Continuous positive airway pressure (CPAP) is the treatment most often used to treat OSA. It is a device which blows air into the back of the throat to keep the airway open while you sleep. The air is delivered through a small hose attached to a mask worn over the nose or face. The amount of air pressure needed is different for each person. An overnight CPAP study will determine what level is right for you. Many people may initially dejected and skeptical about being able to sleep with such a device. However, we work very closely with our patients during this process at Dallas Sleep. After a careful adjustment period of 2-4 weeks, most patients are comfortable sleeping with CPAP. In fact, many patients notice the difference in how much better they feel after just a few nights of treatment. The feelings of fatigue, irritability, headaches and dry mouth can be reversed very quickly.
Surgery is another option that may help an OSA patient. The size of the upper airway is increased to prevent collapse of the airway and to make breathing easier during sleep. Increasing the size of the upper airway can be done in two different ways: 1) by removal of redundant soft tissues in the back of the throat or 2) by expansion of the jaw structures that restrict the space in the throat. Procedures are also available to reduce the laxity of the upper airway and to reduce nasal obstruction, if present. Because the airway pattern and the severity of obstruction vary greatly between individuals, the success rate of a given surgical procedure also varies greatly. In general, as the severity of OSA increases, so does the invasiveness of the required procedures to achieve successful surgical outcomes.
However, to improve the odds of a successful outcome, the surgery should be performed by an Ear, Nose and Throat surgeon who is skilled in doing sleep apnea surgeries. This is an important point, because not all ENT specialists are trained in sleep apnea surgery. In the hands of a skilled surgeon, the overall success rates for the various procedures can range between 50-80%, for a complete cure. Since CPAP is essentially 100% effective if used properly, most surgeons agree that a trial of CPAP is the first step in treatment.

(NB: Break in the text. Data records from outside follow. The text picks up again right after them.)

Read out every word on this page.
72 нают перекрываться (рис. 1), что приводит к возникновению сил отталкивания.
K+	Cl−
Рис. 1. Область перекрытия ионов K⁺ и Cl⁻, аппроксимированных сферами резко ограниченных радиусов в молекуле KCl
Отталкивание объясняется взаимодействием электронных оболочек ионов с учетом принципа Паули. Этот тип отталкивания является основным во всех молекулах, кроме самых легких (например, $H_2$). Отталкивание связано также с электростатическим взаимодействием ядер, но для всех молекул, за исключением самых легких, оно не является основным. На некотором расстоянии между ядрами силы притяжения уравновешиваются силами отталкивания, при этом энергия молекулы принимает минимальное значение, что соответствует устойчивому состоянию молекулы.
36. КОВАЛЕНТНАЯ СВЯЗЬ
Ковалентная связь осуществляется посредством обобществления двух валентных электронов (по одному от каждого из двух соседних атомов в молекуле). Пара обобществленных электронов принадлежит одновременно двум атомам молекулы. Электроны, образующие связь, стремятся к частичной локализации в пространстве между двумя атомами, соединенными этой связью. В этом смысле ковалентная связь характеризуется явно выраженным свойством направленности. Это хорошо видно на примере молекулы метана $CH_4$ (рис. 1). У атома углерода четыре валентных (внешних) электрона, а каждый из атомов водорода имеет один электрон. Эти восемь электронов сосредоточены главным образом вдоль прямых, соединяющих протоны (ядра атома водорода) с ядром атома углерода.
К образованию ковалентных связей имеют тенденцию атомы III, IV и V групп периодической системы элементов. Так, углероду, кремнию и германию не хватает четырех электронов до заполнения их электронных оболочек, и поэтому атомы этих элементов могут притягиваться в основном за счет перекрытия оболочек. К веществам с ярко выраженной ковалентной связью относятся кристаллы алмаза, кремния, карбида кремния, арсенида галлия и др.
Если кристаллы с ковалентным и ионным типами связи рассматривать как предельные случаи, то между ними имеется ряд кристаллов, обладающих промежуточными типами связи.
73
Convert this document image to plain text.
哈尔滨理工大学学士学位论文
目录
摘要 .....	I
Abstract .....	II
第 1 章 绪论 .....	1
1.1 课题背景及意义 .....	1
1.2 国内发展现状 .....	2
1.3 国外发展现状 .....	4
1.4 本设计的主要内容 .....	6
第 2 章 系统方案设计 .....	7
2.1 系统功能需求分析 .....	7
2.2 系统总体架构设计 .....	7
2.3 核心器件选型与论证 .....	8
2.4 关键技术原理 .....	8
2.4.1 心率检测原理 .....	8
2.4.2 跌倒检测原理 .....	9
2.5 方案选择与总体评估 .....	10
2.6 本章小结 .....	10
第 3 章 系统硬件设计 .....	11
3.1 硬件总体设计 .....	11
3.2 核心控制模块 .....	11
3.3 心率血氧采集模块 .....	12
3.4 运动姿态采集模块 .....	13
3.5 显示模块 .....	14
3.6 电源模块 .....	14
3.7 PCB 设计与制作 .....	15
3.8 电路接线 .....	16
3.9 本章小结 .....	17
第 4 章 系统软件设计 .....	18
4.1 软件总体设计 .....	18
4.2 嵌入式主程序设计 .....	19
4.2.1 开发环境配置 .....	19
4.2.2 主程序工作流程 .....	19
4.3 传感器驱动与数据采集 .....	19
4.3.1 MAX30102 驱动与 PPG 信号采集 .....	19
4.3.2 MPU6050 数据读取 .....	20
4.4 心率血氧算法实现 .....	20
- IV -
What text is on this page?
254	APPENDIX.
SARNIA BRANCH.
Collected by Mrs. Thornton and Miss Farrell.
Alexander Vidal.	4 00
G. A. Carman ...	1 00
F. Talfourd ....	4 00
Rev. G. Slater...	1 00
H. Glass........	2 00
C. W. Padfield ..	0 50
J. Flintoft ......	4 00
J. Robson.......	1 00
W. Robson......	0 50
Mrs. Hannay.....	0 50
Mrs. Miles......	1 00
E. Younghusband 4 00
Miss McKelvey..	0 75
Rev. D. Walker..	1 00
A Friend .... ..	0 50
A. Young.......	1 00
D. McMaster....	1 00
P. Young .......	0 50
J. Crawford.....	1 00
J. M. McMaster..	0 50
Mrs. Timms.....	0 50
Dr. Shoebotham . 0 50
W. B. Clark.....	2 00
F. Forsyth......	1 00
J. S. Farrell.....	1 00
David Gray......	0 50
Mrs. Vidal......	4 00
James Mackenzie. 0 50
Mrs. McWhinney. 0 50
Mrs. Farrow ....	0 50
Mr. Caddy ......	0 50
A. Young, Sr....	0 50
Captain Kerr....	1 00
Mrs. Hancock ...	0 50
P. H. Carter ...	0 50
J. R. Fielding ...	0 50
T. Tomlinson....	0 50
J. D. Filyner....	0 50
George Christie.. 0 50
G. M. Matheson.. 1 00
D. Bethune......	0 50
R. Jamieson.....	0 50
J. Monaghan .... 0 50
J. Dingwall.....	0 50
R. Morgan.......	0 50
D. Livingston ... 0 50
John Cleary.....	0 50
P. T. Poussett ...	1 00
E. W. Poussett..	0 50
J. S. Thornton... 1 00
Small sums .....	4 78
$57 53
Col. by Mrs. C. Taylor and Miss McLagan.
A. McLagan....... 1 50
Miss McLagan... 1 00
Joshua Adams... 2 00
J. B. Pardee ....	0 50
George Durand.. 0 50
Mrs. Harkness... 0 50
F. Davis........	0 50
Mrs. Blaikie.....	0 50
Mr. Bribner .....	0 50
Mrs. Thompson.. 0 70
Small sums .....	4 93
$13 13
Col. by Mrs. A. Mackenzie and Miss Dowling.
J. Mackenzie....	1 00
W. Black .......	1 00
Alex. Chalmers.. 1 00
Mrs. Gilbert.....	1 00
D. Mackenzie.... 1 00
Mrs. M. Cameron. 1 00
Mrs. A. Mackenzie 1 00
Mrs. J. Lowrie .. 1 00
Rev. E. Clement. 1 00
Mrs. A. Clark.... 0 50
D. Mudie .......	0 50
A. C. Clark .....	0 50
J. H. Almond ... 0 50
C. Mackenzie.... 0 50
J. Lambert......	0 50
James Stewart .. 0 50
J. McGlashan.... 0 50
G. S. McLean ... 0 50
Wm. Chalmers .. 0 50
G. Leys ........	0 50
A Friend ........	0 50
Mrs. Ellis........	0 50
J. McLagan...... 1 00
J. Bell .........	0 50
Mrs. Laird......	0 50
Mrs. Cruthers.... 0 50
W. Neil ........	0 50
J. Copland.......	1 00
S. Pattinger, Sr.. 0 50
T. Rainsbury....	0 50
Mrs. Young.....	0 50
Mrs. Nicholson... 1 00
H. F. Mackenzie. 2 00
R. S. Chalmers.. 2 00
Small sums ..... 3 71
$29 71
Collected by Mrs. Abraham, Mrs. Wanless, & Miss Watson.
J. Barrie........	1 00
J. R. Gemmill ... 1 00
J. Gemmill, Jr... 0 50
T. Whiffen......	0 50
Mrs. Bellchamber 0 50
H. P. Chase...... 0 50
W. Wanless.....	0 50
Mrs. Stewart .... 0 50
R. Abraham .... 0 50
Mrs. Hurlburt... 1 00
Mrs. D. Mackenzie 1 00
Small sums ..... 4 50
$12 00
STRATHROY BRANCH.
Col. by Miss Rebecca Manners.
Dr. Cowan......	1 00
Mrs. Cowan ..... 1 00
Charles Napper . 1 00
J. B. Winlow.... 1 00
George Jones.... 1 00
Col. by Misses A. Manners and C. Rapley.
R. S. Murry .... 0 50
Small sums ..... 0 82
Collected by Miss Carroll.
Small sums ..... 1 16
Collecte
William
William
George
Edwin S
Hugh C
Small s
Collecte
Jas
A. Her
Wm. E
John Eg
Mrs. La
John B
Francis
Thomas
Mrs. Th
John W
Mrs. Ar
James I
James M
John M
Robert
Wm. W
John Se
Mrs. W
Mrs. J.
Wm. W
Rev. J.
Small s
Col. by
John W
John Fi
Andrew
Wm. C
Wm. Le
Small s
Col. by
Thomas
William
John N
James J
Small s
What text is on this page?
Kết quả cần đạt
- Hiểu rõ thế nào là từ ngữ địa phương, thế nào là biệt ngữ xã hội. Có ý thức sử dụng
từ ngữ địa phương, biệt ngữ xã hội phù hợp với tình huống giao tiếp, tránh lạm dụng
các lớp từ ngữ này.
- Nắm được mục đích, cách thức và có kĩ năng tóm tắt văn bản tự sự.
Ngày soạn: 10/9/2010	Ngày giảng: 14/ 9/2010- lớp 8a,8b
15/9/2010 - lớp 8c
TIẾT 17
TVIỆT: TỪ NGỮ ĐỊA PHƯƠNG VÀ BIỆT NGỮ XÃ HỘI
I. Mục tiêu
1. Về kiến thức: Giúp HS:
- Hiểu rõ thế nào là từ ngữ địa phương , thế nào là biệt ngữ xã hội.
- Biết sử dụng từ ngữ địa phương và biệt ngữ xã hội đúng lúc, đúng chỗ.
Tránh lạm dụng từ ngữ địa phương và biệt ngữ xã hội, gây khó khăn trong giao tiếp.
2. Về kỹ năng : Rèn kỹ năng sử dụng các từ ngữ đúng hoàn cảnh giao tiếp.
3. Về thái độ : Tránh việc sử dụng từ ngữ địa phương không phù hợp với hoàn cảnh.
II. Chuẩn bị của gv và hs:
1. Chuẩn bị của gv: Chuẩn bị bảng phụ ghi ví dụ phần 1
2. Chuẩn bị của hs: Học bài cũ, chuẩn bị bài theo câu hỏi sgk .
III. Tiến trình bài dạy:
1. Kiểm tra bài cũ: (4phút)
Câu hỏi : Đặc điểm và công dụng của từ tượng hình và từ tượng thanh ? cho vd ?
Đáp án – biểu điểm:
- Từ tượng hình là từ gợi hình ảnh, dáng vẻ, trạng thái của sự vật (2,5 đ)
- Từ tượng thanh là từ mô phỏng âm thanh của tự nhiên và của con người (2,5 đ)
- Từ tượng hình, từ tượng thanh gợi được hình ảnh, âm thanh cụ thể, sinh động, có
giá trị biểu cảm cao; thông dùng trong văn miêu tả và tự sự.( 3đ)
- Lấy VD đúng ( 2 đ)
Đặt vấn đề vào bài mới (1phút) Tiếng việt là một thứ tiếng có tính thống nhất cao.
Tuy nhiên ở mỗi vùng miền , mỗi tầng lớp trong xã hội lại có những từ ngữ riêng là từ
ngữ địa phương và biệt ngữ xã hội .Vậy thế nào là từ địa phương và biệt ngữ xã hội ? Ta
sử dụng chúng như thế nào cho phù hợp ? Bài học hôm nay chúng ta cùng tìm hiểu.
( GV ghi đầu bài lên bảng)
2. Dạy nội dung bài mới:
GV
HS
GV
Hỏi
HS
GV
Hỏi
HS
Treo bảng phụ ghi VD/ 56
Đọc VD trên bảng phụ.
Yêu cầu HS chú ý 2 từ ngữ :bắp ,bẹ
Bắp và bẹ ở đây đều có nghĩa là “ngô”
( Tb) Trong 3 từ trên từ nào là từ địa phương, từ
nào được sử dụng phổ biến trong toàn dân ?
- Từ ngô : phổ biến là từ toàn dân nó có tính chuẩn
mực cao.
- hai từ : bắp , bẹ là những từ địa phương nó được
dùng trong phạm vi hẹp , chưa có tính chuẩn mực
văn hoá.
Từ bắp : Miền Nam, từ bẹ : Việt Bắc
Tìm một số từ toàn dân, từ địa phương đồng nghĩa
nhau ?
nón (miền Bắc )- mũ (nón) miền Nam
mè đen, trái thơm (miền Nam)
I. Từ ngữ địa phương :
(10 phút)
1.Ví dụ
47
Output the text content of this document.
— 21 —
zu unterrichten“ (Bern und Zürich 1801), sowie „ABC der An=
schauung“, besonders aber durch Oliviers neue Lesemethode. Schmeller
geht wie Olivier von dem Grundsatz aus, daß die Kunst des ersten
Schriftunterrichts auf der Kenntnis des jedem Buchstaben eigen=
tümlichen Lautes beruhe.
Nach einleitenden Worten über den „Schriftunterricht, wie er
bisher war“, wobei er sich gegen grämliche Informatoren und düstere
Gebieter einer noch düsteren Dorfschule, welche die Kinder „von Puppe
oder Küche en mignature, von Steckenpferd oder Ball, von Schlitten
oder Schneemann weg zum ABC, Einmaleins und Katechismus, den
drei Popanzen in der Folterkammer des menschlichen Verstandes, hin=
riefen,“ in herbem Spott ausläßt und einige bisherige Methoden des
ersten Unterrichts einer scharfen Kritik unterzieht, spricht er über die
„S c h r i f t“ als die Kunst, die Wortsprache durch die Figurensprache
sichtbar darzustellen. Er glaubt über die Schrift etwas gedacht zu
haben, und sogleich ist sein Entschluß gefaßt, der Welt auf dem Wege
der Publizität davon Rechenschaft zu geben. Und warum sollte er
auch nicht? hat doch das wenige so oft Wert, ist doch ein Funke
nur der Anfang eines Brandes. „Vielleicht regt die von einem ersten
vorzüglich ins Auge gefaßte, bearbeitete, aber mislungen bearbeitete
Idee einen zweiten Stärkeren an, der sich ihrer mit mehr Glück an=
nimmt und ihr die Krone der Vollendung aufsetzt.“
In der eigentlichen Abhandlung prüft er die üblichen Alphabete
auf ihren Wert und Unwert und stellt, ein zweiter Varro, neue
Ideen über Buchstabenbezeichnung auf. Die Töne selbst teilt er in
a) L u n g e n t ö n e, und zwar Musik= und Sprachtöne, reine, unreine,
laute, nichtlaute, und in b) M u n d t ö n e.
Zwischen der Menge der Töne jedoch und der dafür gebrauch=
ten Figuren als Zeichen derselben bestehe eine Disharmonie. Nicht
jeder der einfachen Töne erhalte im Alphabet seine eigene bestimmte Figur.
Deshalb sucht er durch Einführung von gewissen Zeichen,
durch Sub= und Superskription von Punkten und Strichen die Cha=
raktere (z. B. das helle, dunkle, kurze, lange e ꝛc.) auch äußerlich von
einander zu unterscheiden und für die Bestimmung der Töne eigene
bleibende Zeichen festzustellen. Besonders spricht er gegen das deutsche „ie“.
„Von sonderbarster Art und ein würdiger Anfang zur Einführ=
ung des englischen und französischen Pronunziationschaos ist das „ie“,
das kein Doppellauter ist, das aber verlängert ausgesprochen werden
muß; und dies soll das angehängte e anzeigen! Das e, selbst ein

Finally, another viable treatment option is an oral appliance. It is worn in the mouth as you sleep. This device is similar to a sports mouth guard, and it’s used to move the lower jaw forward. By keeping the lower jaw extended, it helps to prevent the tongue and soft tissues of the throat from obstructing the airway. According to the most recent Practice Parameters developed by the American Academy of Sleep Medicine, these oral appliances are indicated only for the treatment of mild to moderate OSA. The device is custom-designed by a dentist or dental lab familiar with this technology. Moreover, it’s important to know that once you are fitted with such a device, you should have an overnight sleep study to check its efficacy.